Em alguns arquivos, ela não conseguiu respostas, especialmente o de fotógrafos e cineastas que passaram por Brasília entre 1956 e 1961 e poderiam, eventualmente, ter registrado os painéis.

“Escrevi para vários arquivos, e, por incrível que pareça, não recebi nenhum retorno. Aí pensei: tenho de acreditar no que vejo, e o que vejo em filmes e fotos é que essa parede não foi pintada. Mas se tivesse sido pintada, ficaria linda!”, conta. “Não tive acesso aos arquivos da Igreja. A Igreja não permitiu.”
 
A autora encontrou apenas um texto, assinado pelo então arcebispo de Belém, Dom Alberto Ramos, que descreve a obra como “as infelizes pinturas de Volpi”. Porém, ele não as interpretou, pondera Graça.

Outro desenho

Em 2009, os painéis há décadas perdidos foram restaurados, mas com desenho novo assinado pelo artista Francisco Galeno, convidado para recriar a obra pelo Instituto do Patrimônio Histórico e Artístico Nacional (Iphan), responsável pelo tombamento da Igreja Nossa Senhora de Fátima.
 
A reação dos brasilienses continuou negativa. No entanto, a obra foi mantida e protegida. “Em 1960, a democracia estava começando a se fragilizar. Em 2009, as instituições estavam mais fortalecidas. Hoje, há retrocesso maior que o de 1960, porque a destruição, agora, é total”, compara Graça, referindo-se ao ataque do patrimônio público em Brasília por parte dos protagonistas dos atos antidemocráticos ocorridos em 8 de janeiro.
 
Detalhe de painel de Portinari dedicado a São Francisco de Assis traz um cachorro como detalhe

Portinari levou cachorrinho com São Francisco para a Igrejinha da Pampulha, mas foi censurado por Dom Cabral

Reprodução

Portinari e a Igrejinha da Pampulha também foram alvo de censura

Nos anos 1940, outra “Igrejinha” de Oscar Niemeyer foi alvo de polêmica: o templo dedicado a São Francisco de Assis erguido na Pampulha, em Belo Horizonte. Pela primeira vez no país, utilizaram-se traços e curvas em concreto em uma edificação católica brasileira.
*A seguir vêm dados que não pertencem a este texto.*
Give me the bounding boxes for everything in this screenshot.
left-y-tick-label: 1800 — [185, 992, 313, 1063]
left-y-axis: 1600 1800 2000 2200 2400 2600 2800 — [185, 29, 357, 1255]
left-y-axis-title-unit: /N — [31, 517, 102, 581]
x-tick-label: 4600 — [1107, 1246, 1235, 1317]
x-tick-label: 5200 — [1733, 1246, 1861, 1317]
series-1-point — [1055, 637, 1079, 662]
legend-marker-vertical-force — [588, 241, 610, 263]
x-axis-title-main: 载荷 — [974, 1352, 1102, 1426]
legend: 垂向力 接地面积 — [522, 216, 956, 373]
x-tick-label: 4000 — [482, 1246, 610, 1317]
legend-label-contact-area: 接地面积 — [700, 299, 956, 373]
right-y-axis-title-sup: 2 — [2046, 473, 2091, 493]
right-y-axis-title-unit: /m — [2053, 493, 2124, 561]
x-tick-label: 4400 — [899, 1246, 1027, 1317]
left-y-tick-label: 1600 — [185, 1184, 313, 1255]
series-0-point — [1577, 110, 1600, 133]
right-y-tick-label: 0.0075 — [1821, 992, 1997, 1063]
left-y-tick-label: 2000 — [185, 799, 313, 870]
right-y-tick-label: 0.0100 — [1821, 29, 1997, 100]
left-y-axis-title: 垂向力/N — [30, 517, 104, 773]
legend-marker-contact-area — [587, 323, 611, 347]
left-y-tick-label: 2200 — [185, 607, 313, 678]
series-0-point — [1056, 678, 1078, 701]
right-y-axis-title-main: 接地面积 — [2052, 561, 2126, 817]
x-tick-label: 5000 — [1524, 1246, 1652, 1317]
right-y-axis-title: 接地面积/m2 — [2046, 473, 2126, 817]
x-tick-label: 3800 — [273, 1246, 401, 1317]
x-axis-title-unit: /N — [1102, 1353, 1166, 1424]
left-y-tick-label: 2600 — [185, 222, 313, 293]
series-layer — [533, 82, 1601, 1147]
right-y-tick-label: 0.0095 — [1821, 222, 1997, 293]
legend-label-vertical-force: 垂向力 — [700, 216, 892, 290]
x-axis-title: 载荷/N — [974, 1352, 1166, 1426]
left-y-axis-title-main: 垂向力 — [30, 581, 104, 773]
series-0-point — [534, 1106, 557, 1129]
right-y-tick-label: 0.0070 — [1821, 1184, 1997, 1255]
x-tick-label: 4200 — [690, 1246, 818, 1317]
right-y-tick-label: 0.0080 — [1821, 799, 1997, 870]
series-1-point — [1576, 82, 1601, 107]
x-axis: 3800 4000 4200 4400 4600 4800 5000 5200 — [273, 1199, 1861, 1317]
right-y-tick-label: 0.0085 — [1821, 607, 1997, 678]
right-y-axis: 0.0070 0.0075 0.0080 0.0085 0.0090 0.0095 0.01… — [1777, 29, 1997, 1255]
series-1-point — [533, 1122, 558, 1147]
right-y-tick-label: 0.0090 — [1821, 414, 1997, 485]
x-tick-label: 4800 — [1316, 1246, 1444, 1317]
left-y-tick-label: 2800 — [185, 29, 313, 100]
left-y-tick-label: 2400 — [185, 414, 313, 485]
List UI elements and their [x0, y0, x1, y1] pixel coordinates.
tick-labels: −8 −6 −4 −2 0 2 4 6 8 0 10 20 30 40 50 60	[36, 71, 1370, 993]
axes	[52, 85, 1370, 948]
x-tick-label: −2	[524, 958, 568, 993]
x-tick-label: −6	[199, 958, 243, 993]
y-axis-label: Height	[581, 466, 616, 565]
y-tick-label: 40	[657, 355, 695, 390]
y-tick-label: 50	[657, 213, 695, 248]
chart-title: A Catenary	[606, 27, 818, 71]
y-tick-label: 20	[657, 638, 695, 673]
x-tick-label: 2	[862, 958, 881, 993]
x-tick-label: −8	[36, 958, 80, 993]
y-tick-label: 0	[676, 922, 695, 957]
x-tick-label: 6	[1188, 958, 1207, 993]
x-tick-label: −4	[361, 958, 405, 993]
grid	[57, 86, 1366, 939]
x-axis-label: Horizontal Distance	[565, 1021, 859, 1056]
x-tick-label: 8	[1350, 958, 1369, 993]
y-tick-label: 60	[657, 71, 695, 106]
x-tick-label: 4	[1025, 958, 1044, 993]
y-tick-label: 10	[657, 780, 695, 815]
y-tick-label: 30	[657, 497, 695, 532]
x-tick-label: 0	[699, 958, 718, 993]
O artista plástico Candido Portinari foi encarregado de criar o painel de São Francisco no altar principal, a Via Sacra e o painel externo em azul e branco com cenas da vida do santo.

Concluída em 1945, a igreja não foi consagrada pelo arcebispo de Belo Horizonte, dom Antônio Santos Cabral, que criticou a obra modernista. “Para um templo, aquilo não fica bem. Não podemos desvirtuar a obra do Senhor, nem a igreja é lugar para experiências materialistas, embora artísticas”, afirmou.

Juscelino Kubitschek, que encomendara o complexo arquitetônico da Pampulha, revelou, anos mais tarde, que Dom Cabral lhe disse: “Um cachorro atrás do altar, senhor prefeito. É inconcebível”. O arcebispo tachou a igreja de “fantasia” de artistas. “Extravagâncias que podem ficar muito bem nos salões de arte”, afirmou.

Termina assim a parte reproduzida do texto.